Hospital: no place for doctors

There are lots of myths about hospital doctors. Most of them are played out every week in television dramas like Casualty.

Consultants are egotistical, good-looking, oversexed, arrogant, flawed, temperamental, brilliant mavericks whose humanity, skill and dedication make them all the more loathsome. Only their personal battles with drugs, alcohol and gambling, their dysfunctional relationships, their conflicts with ruthless managers, their health problems and their brave struggle against implausible story lines stop us from hating them.

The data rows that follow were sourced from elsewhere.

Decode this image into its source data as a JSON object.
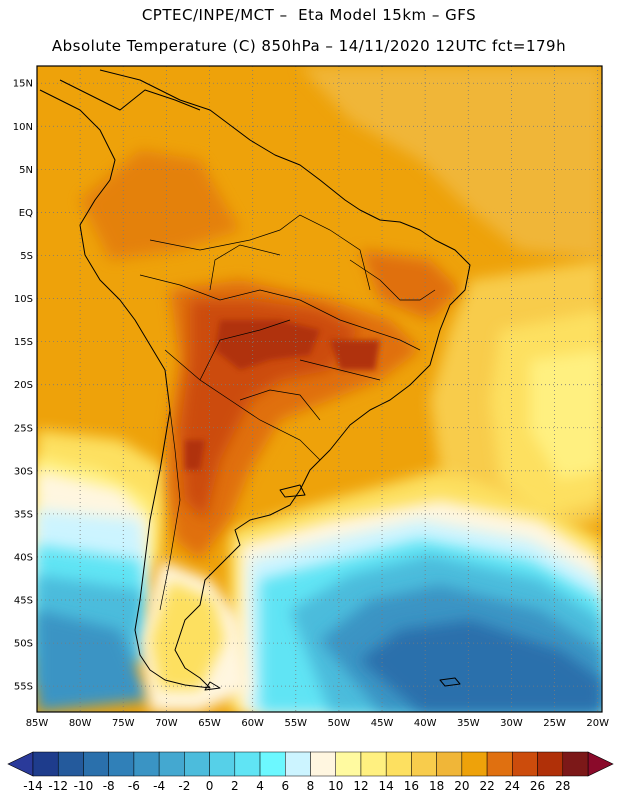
{
  "header": {
    "line1": "CPTEC/INPE/MCT –  Eta Model 15km – GFS",
    "line2": "Absolute Temperature (C) 850hPa – 14/11/2020 12UTC fct=179h"
  },
  "map": {
    "lat_labels": [
      "15N",
      "10N",
      "5N",
      "EQ",
      "5S",
      "10S",
      "15S",
      "20S",
      "25S",
      "30S",
      "35S",
      "40S",
      "45S",
      "50S",
      "55S"
    ],
    "lat_values": [
      15,
      10,
      5,
      0,
      -5,
      -10,
      -15,
      -20,
      -25,
      -30,
      -35,
      -40,
      -45,
      -50,
      -55
    ],
    "lon_labels": [
      "85W",
      "80W",
      "75W",
      "70W",
      "65W",
      "60W",
      "55W",
      "50W",
      "45W",
      "40W",
      "35W",
      "30W",
      "25W",
      "20W"
    ],
    "lon_values": [
      -85,
      -80,
      -75,
      -70,
      -65,
      -60,
      -55,
      -50,
      -45,
      -40,
      -35,
      -30,
      -25,
      -20
    ],
    "extent": {
      "lon_min": -85,
      "lon_max": -19.5,
      "lat_max": 17,
      "lat_min": -58
    }
  },
  "colorbar": {
    "labels": [
      "-14",
      "-12",
      "-10",
      "-8",
      "-6",
      "-4",
      "-2",
      "0",
      "2",
      "4",
      "6",
      "8",
      "10",
      "12",
      "14",
      "16",
      "18",
      "20",
      "22",
      "24",
      "26",
      "28"
    ],
    "colors": [
      "#1e3c8c",
      "#245a9c",
      "#2a70ac",
      "#3080b8",
      "#3a94c4",
      "#44a8d0",
      "#4cbcdc",
      "#56d0e8",
      "#60e4f4",
      "#6cf8ff",
      "#ccf4ff",
      "#fff6e0",
      "#fffaa0",
      "#fff080",
      "#fde060",
      "#f8cc4c",
      "#f0b638",
      "#eea20a",
      "#e07010",
      "#cc4c0c",
      "#b03008",
      "#7c1818"
    ],
    "under_color": "#2a3a9a",
    "over_color": "#8a0a2a"
  }
}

The view from primary care is that hospitals are monsters that suck patients and resources out of the system. Aided and abetted by Payment by Results, which rarely appears in a sentence that does not also contain the words perverse and incentive, consultants and the acute trusts that employ them grow steadily richer and greedier.

In a recent clinical leaders’ meeting, a GP declared that the description of his local hospital as a Hoover was inaccurate. “It’s far more efficient than that,” he said. “More like a Dyson.”

So much for the myths.

For GP commissioning to succeed the adversarial relationships between primary and secondary care need to be replaced by something much more grown up and responsible that puts the interests of the patient before vested interest and professional posturing.

It is true that some hospitals and some consultants will block any attempt to move treatment into other settings. It is also true that some GPs are far too quick to refer. Just as true is that there is more uniting primary and secondary care clinicians than dividing them, and that when you put them in the same room they are quick to set aside their differences.

The problem is not the rapacious appetite of consultants – though it’s true that some don’t want to let go – nor is it the tariff. PbR covers a minority of hospital activity and in any case there are plenty of options for primary and secondary care clinicians prepared to do deals on the price of local services.

If GP commissioners are not prepared to renegotiate secondary care contracts, nothing will change. You can redesign care pathways until you’re NHS blue in the face, but unless you decommission the old services to pay for the new ones, the improvement will not be affordable.

The answer to the question about how people get the best possible care at the best possible price to the taxpayer usually involves moving patients. The real answer is to move doctors.

Consultants are tied to hospitals financially as well as geographically. What if these connections were to be broken, if consultants were no longer employed by trusts but worked like lawyers in clinical chambers?

Taking doctors off the books and off the premises could be the first step to creating a more authentic and enduring form of hospital drama.